Comprehensive Romanian-Hungarian dialogue at MAE
Foreign Affairs Ministry's state secretary Daniel Ionita met on Tuesday Joszef Czukor, foreign policy advisor of Hungary's prime minister. In this context, the Romanian diplomat said that one of Romania's priorities at the forthcoming NATO Summit in Warsaw is finding solutions to the security challenges on the south and east.
According to a release of the Foreign Affairs Ministry (MAE), the two officials addressed security topics in the perspective of the NATO Summit - migration, terrorist threats, evolutions in the Eastern Neighbourhood, with focus on the situation in Ukraine and on the EU-Ukraine relations, and the dialogue with Russia.
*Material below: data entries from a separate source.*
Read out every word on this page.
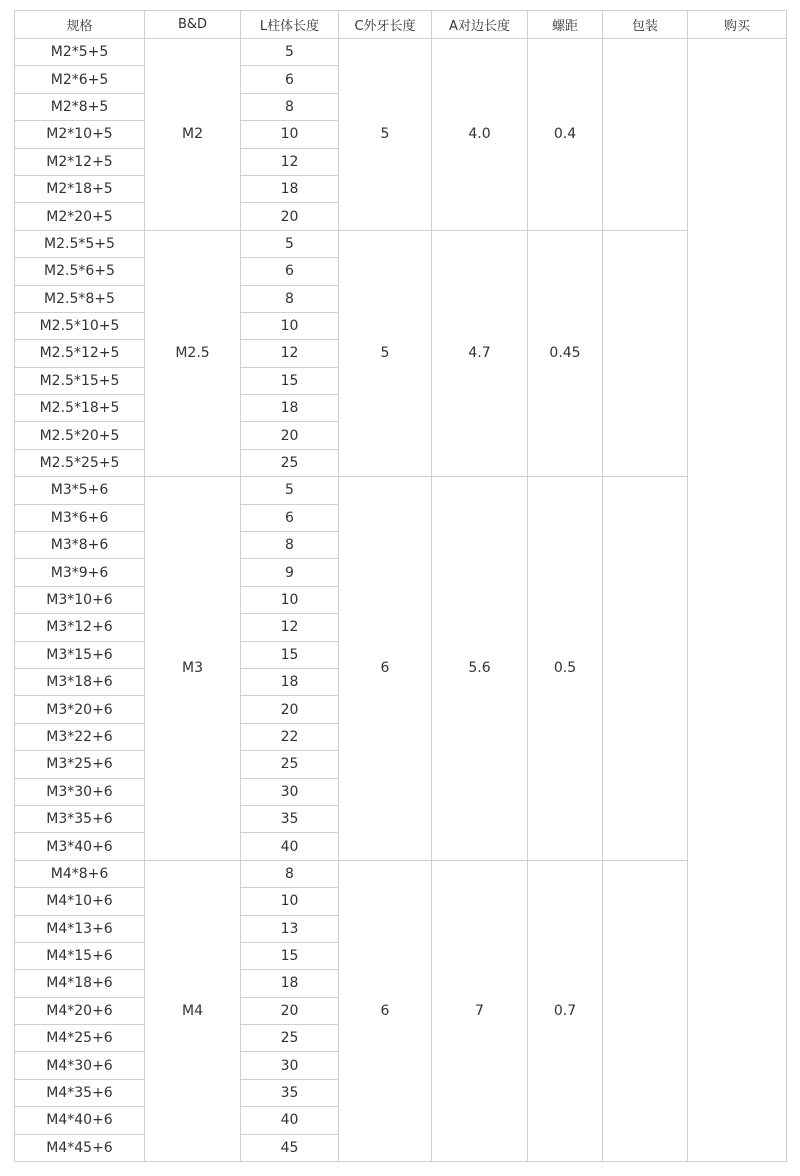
规格	B&D	L柱体长度	C外牙长度	A对边长度	螺距	包装	购买
M2*5+5	M2	5	5	4.0	0.4		
M2*6+5		6					
M2*8+5		8					
M2*10+5		10					
M2*12+5		12					
M2*18+5		18					
M2*20+5		20					
M2.5*5+5	M2.5	5	5	4.7	0.45		
M2.5*6+5		6					
M2.5*8+5		8					
M2.5*10+5		10					
M2.5*12+5		12					
M2.5*15+5		15					
M2.5*18+5		18					
M2.5*20+5		20					
M2.5*25+5		25					
M3*5+6	M3	5	6	5.6	0.5		
M3*6+6		6					
M3*8+6		8					
M3*9+6		9					
M3*10+6		10					
M3*12+6		12					
M3*15+6		15					
M3*18+6		18					
M3*20+6		20					
M3*22+6		22					
M3*25+6		25					
M3*30+6		30					
M3*35+6		35					
M3*40+6		40					
M4*8+6	M4	8	6	7	0.7		
M4*10+6		10					
M4*13+6		13					
M4*15+6		15					
M4*18+6		18					
M4*20+6		20					
M4*25+6		25					
M4*30+6		30					
M4*35+6		35					
M4*40+6		40					
M4*45+6		45					
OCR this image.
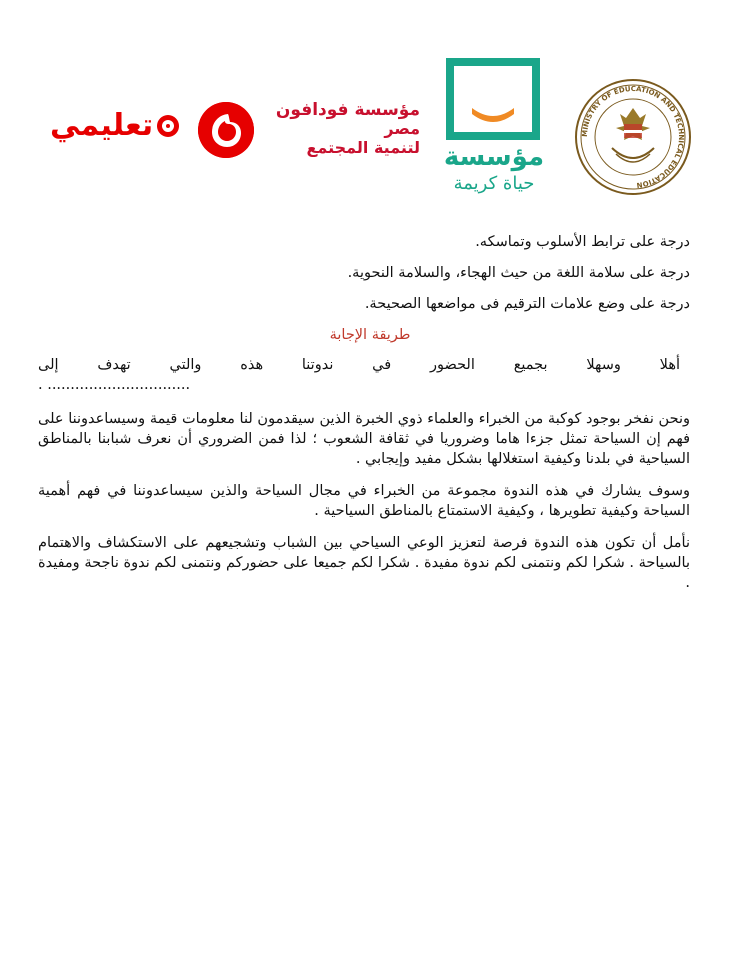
تعليمي	مؤسسة فودافون
مصر
لتنمية المجتمع مؤسسة
حياة كريمة
MINISTRY OF EDUCATION AND TECHNICAL EDUCATION

درجة على ترابط الأسلوب وتماسكه.

درجة على سلامة اللغة من حيث الهجاء، والسلامة النحوية.

درجة على وضع علامات الترقيم فى مواضعها الصحيحة.

طريقة الإجابة

أهلا وسهلا بجميع الحضور في ندوتنا هذه والتي تهدف إلى

. ...............................

ونحن نفخر بوجود كوكبة من الخبراء والعلماء ذوي الخبرة الذين سيقدمون لنا معلومات قيمة وسيساعدوننا على فهم إن السياحة تمثل جزءا هاما وضروريا في ثقافة الشعوب ؛ لذا فمن الضروري أن نعرف شبابنا بالمناطق السياحية في بلدنا وكيفية استغلالها بشكل مفيد وإيجابي .

وسوف يشارك في هذه الندوة مجموعة من الخبراء في مجال السياحة والذين سيساعدوننا في فهم أهمية السياحة وكيفية تطويرها ، وكيفية الاستمتاع بالمناطق السياحية .

نأمل أن تكون هذه الندوة فرصة لتعزيز الوعي السياحي بين الشباب وتشجيعهم على الاستكشاف والاهتمام بالسياحة . شكرا لكم ونتمنى لكم ندوة مفيدة . شكرا لكم جميعا على حضوركم ونتمنى لكم ندوة ناجحة ومفيدة .
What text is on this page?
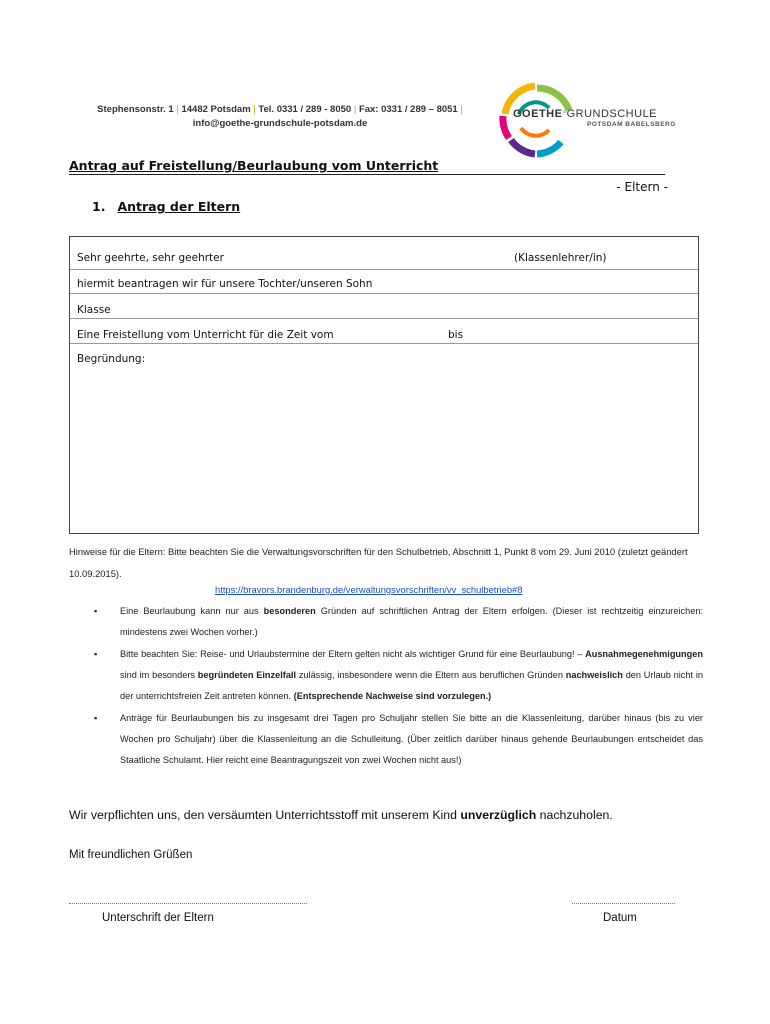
Stephensonstr. 1 | 14482 Potsdam | Tel. 0331 / 289 - 8050 | Fax: 0331 / 289 – 8051 |
info@goethe-grundschule-potsdam.de
GOETHE°GRUNDSCHULE
POTSDAM BABELSBERG
Antrag auf Freistellung/Beurlaubung vom Unterricht
- Eltern -
1. Antrag der Eltern
Sehr geehrte, sehr geehrter	(Klassenlehrer/in)
hiermit beantragen wir für unsere Tochter/unseren Sohn
Klasse
Eine Freistellung vom Unterricht für die Zeit vom	bis
Begründung:
Hinweise für die Eltern: Bitte beachten Sie die Verwaltungsvorschriften für den Schulbetrieb, Abschnitt 1, Punkt 8 vom 29. Juni 2010 (zuletzt geändert 10.09.2015).
https://bravors.brandenburg.de/verwaltungsvorschriften/vv_schulbetrieb#8
▪ Eine Beurlaubung kann nur aus besonderen Gründen auf schriftlichen Antrag der Eltern erfolgen. (Dieser ist rechtzeitig einzureichen: mindestens zwei Wochen vorher.)
▪ Bitte beachten Sie: Reise- und Urlaubstermine der Eltern gelten nicht als wichtiger Grund für eine Beurlaubung! – Ausnahmegenehmigungen sind im besonders begründeten Einzelfall zulässig, insbesondere wenn die Eltern aus beruflichen Gründen nachweislich den Urlaub nicht in der unterrichtsfreien Zeit antreten können. (Entsprechende Nachweise sind vorzulegen.)
▪ Anträge für Beurlaubungen bis zu insgesamt drei Tagen pro Schuljahr stellen Sie bitte an die Klassenleitung, darüber hinaus (bis zu vier Wochen pro Schuljahr) über die Klassenleitung an die Schulleitung. (Über zeitlich darüber hinaus gehende Beurlaubungen entscheidet das Staatliche Schulamt. Hier reicht eine Beantragungszeit von zwei Wochen nicht aus!)
Wir verpflichten uns, den versäumten Unterrichtsstoff mit unserem Kind unverzüglich nachzuholen.
Mit freundlichen Grüßen
Unterschrift der Eltern	Datum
"State secretary Daniel Ionita stressed that Romania's priorities in view of the NATO Summit in Warsaw aim at the full implementation of the decisions adopted in September 2014 in the United Kingdom, at the identification of solutions to the security challenges in the east and south, particularly ensuring a robust rotational presence of the Allied forces on the eastern flank, both in the north and south, while substantiating the Allied efforts for assistance and for the consolidation of the defence capability of partner states in the Black Sea region," the document reads.
As regards the Ukrainian matters, Ionita mentioned the importance of supporting Kiev in the process of domestic reforms and the need for a full and immediate implementation by all sides of the conditions set in the Minsk Agreements.
State secretary for political analysis and relations with the Parliament Victor Micula also met with Czukor on Tuesday; their talks approached topics of the bilateral relation, the migration crisis, and the relations with the states in the Eastern Partnership, especially the Republic of Moldova.
"From the perspective of the bilateral relation, the importance of continuing broad economic and specialized projects was mentioned, in the context of the Strategic Partnership between the two states," the MAE release states.
State secretary Micula essentially presented Romania's approach to the migration crisis from the perspective of the recent agreement between the EU and Turkey.